On Sept. 29, the University of Indianapolis joined CollegeWell’s Private College 529 Plan, which provides families the opportunity to start contributing to their future college student’s tuition at the college’s current tuition rate.
“What it’s intended to do is to protect students’ families from rising costs of higher education by buying in at the current price,” UIndy’s Executive Vice President of Finance and Administration Rick Graycarek said.
According to CollegeWell, when a family starts contributing to a fund, the money is saved in a tuition certificate, allowing a certain percentage of tuition to be prepaid even if the college’s tuition increases over the years. If a family pays $10,000 in 2025, and that equates to 25% of their child’s future tuition, when the child actually goes to college in 2035, 25% of their tuition is paid for, regardless of tuition increases.
“It’s just another tool to help students and their families afford college at UIndy,” Graycarek said. “It’s a win-win.”
Graycarek said this plan is available to anyone, even those who started contributing to a tuition certificate before UIndy was a member. He further explained that families can contribute at any time, and contributions can be recurring. CollegeWell says the initial contribution must be at least $25, but contributions can be made annually, quarterly, monthly or with just one lump sum.
President Tanuja Singh said UIndy’s decision to join this plan was largely due to the recent conversations about the increasing cost of higher education.
“If you’ve been watching the news and things, everybody’s talking about the higher cost of higher education,” Singh said. “What this plan does is to allow people to have a degree of risk averseness, but also a level of comfort that they are investing in their students’ education now, and that cost escalation would not be an issue for them as and when their student goes to the university.”

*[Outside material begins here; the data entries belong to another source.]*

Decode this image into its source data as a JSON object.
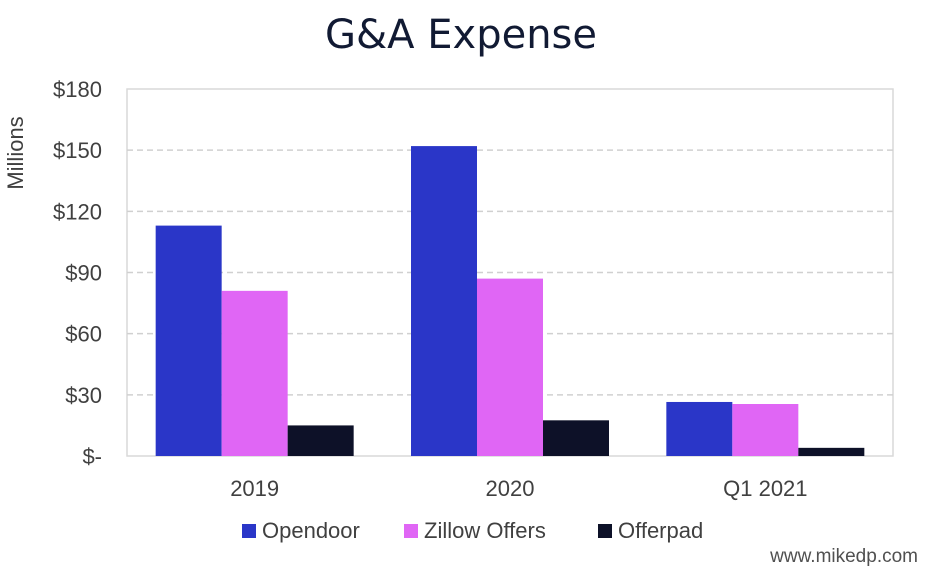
{
  "chart_data": {
    "type": "bar",
    "title": "G&A Expense",
    "xlabel": "",
    "ylabel": "Millions",
    "categories": [
      "2019",
      "2020",
      "Q1 2021"
    ],
    "series": [
      {
        "name": "Opendoor",
        "color": "#2a36c8",
        "values": [
          113,
          152,
          26.5
        ]
      },
      {
        "name": "Zillow Offers",
        "color": "#e066f5",
        "values": [
          81,
          87,
          25.5
        ]
      },
      {
        "name": "Offerpad",
        "color": "#0d1128",
        "values": [
          15,
          17.5,
          4
        ]
      }
    ],
    "ylim": [
      0,
      180
    ],
    "yticks": [
      0,
      30,
      60,
      90,
      120,
      150,
      180
    ],
    "ytick_labels": [
      "$-",
      "$30",
      "$60",
      "$90",
      "$120",
      "$150",
      "$180"
    ],
    "grid": true,
    "legend_position": "bottom-center"
  },
  "watermark": "www.mikedp.com"
}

Singh explained this plan has minimal risk for the university and is designed to benefit students. Graycarek confirmed that there are no additional costs to students other than the money they choose to contribute to their tuition certificates. There is also no cost to the university; the plan simply helps families invest early so that they are not as heavily affected by increasing college tuition.

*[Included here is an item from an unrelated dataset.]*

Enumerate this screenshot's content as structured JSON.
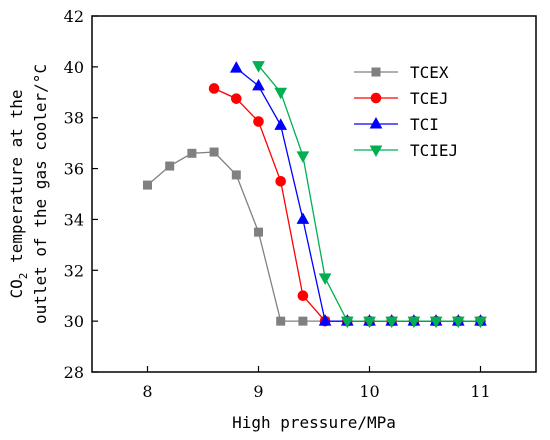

CollegeWell says tuition certificates are tax-deferred and they can be used at any member college as long as they are held for at least 36 months prior. There are no state residency requirements, and if a student with a tuition certificate decides not to go to college, their certificate can be used for another beneficiary or refunded.

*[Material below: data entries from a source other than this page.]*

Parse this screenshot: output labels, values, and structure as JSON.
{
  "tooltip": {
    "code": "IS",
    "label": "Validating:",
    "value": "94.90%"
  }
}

Singh said that joining this plan is an investment as UIndy must honor these tuition certificates despite fluctuations in tuition. However, she is confident that this investment will become more valuable over time as it brings in more students.
“They [prospective families] have to make the investment now, but other than making this very systematic investment now, there are really no downsides to it,” Singh said. “Of course, the downside for the university may be if the markets are performing significantly worse than what we expected, but if it’s over time, markets perform. You know, they might not perform well in a year, but over time, the markets perform better. So that’s a minor risk, but we weighed in all the risks as well as the opportunities, and we felt it was worth investing in.”